The problem is, we don't have many savings (he knows this) and he also has a history of being a bit crap with responsibility (seems to be a bit of a family trait I'm afraid) and I just feel like he needs to man the fuck up and not put his family in jeopardy like this.
He has a history of catastrophising everything, always exaggerates about literally everything he ever talks about (which is why I kind of tuned out to how bad his job was earlier last year), whenever he is feeling negative about something has to share the misery out so everyone feels miserable etc etc.
It would literally cost us thousands of pounds just to move back to the UK (exporting our stuff plus our pets plus flights plus rental deposit on a house plus other setting up home expenses) and we would be living off thin air as soon as we landed. This would be fine with a job to go back to, but without a job? No way.
He is at work today and I've been stewing all day over this, so I just needed to write it all down and get some perspective.
I've been in an awful job, which nearly killed me, which I stuck at for 7 years before we moved here. It was so bad that I was getting counselling on the NHS and regularly thought about crashing my car into a tree on the way into work every day, and cried on the way home. I would never have just left though and relied on him to pay the mortgage. But I do have sympathy for the toll that a bad job can take.
The thing is, I don't understand what is SO bad about his job that warrants such an extreme reaction from him, a husband, a father. I know he feels a bit insecure at work, and the working environment IS difficult in the Middle East, but he has a great relationship with his colleagues and the work itself isn't particularly stressful or difficult.
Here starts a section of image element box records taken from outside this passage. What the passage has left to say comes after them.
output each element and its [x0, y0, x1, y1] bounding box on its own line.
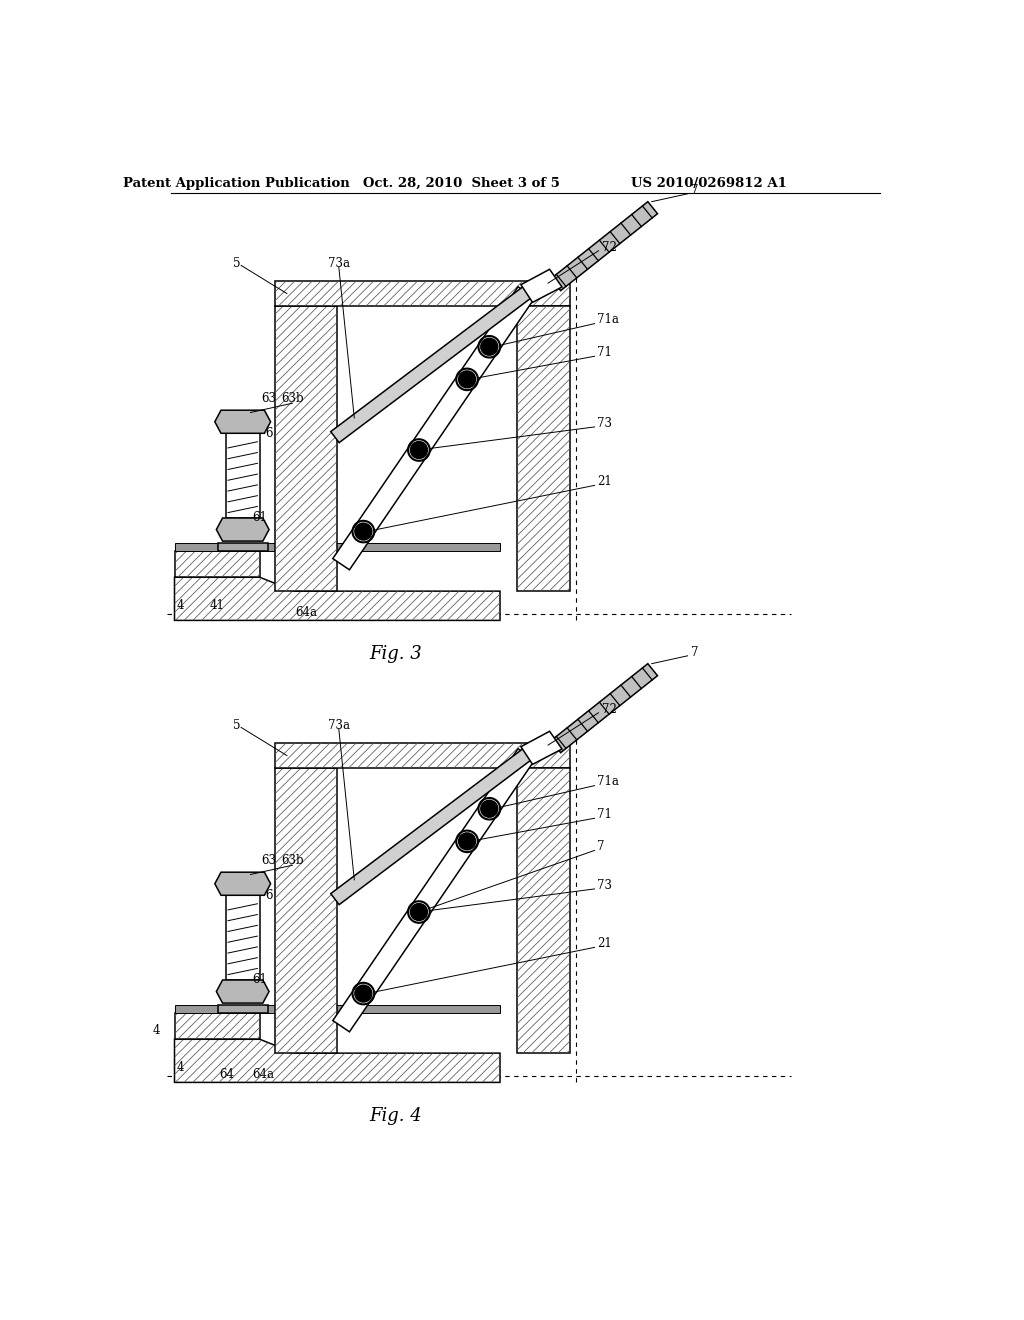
Text: 63: 63	[261, 854, 276, 867]
Text: 71a: 71a	[597, 313, 618, 326]
Text: 61: 61	[252, 511, 267, 524]
Circle shape	[411, 442, 427, 458]
Polygon shape	[216, 517, 269, 541]
Polygon shape	[174, 1014, 260, 1039]
Polygon shape	[218, 544, 267, 552]
Circle shape	[355, 985, 372, 1002]
Polygon shape	[275, 768, 337, 1053]
Circle shape	[481, 800, 498, 817]
Polygon shape	[551, 664, 657, 752]
Text: 61: 61	[252, 973, 267, 986]
Polygon shape	[225, 895, 260, 979]
Circle shape	[459, 371, 475, 388]
Text: 71: 71	[597, 346, 611, 359]
Polygon shape	[275, 281, 569, 306]
Polygon shape	[174, 1006, 500, 1014]
Polygon shape	[517, 768, 569, 1053]
Polygon shape	[225, 895, 260, 979]
Text: 21: 21	[597, 937, 611, 950]
Circle shape	[459, 833, 475, 850]
Polygon shape	[174, 544, 500, 552]
Text: 5: 5	[232, 257, 241, 271]
Text: Fig. 3: Fig. 3	[369, 644, 422, 663]
Text: 6: 6	[265, 426, 272, 440]
Text: 6: 6	[265, 888, 272, 902]
Polygon shape	[551, 202, 657, 290]
Polygon shape	[275, 306, 337, 591]
Text: 73a: 73a	[328, 257, 350, 271]
Text: 5: 5	[232, 719, 241, 733]
Text: Fig. 4: Fig. 4	[369, 1106, 422, 1125]
Polygon shape	[275, 306, 337, 591]
Polygon shape	[174, 552, 260, 577]
Text: 7: 7	[597, 840, 604, 853]
Text: 73: 73	[597, 417, 612, 429]
Polygon shape	[521, 269, 562, 302]
Polygon shape	[174, 552, 260, 577]
Polygon shape	[216, 517, 269, 541]
Circle shape	[411, 904, 427, 920]
Text: 71a: 71a	[597, 775, 618, 788]
Polygon shape	[521, 269, 562, 302]
Text: 63b: 63b	[281, 854, 303, 867]
Text: Patent Application Publication: Patent Application Publication	[123, 177, 350, 190]
Text: 7: 7	[691, 185, 699, 197]
Circle shape	[481, 338, 498, 355]
Polygon shape	[331, 284, 536, 442]
Text: 4: 4	[153, 1023, 161, 1036]
Polygon shape	[333, 748, 535, 1032]
Text: 41: 41	[210, 599, 224, 612]
Polygon shape	[215, 411, 270, 433]
Polygon shape	[333, 286, 535, 570]
Polygon shape	[225, 433, 260, 517]
Polygon shape	[174, 577, 500, 620]
Text: 21: 21	[597, 475, 611, 488]
Polygon shape	[333, 748, 535, 1032]
Text: 63: 63	[261, 392, 276, 405]
Text: 7: 7	[691, 647, 699, 659]
Polygon shape	[517, 768, 569, 1053]
Text: 4: 4	[177, 1061, 184, 1074]
Text: Oct. 28, 2010  Sheet 3 of 5: Oct. 28, 2010 Sheet 3 of 5	[362, 177, 560, 190]
Polygon shape	[216, 979, 269, 1003]
Polygon shape	[521, 731, 562, 764]
Text: 64: 64	[220, 1068, 234, 1081]
Polygon shape	[174, 1014, 260, 1039]
Text: 64a: 64a	[253, 1068, 274, 1081]
Polygon shape	[331, 284, 536, 442]
Polygon shape	[218, 1006, 267, 1014]
Text: 71: 71	[597, 808, 611, 821]
Text: 4: 4	[177, 599, 184, 612]
Text: 73a: 73a	[328, 719, 350, 733]
Polygon shape	[174, 1039, 500, 1082]
Text: 73: 73	[597, 879, 612, 891]
Text: 63b: 63b	[281, 392, 303, 405]
Polygon shape	[333, 286, 535, 570]
Polygon shape	[521, 731, 562, 764]
Polygon shape	[551, 664, 657, 752]
Polygon shape	[331, 746, 536, 904]
Polygon shape	[275, 743, 569, 768]
Text: 72: 72	[602, 704, 617, 717]
Text: US 2010/0269812 A1: US 2010/0269812 A1	[632, 177, 787, 190]
Polygon shape	[275, 768, 337, 1053]
Polygon shape	[517, 306, 569, 591]
Polygon shape	[275, 281, 569, 306]
Polygon shape	[517, 306, 569, 591]
Text: 64a: 64a	[295, 606, 317, 619]
Polygon shape	[551, 202, 657, 290]
Polygon shape	[331, 746, 536, 904]
Polygon shape	[215, 411, 270, 433]
Polygon shape	[275, 743, 569, 768]
Circle shape	[355, 523, 372, 540]
Polygon shape	[216, 979, 269, 1003]
Polygon shape	[174, 577, 500, 620]
Polygon shape	[215, 873, 270, 895]
Polygon shape	[225, 433, 260, 517]
Polygon shape	[215, 873, 270, 895]
Text: 72: 72	[602, 242, 617, 255]
Polygon shape	[174, 1039, 500, 1082]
Am I being a selfish twat? Honestly? How are we going to get through this? What shall I say to him tonight? Because right now I want to rip his head off as soon as he walks through the door and lecture him about how he's been brought up with absolutely zero sense of responsibility harsh but fair and that now he is a husband and a dad he needs to find other ways of dealing with his shit without bringing the rest of us down.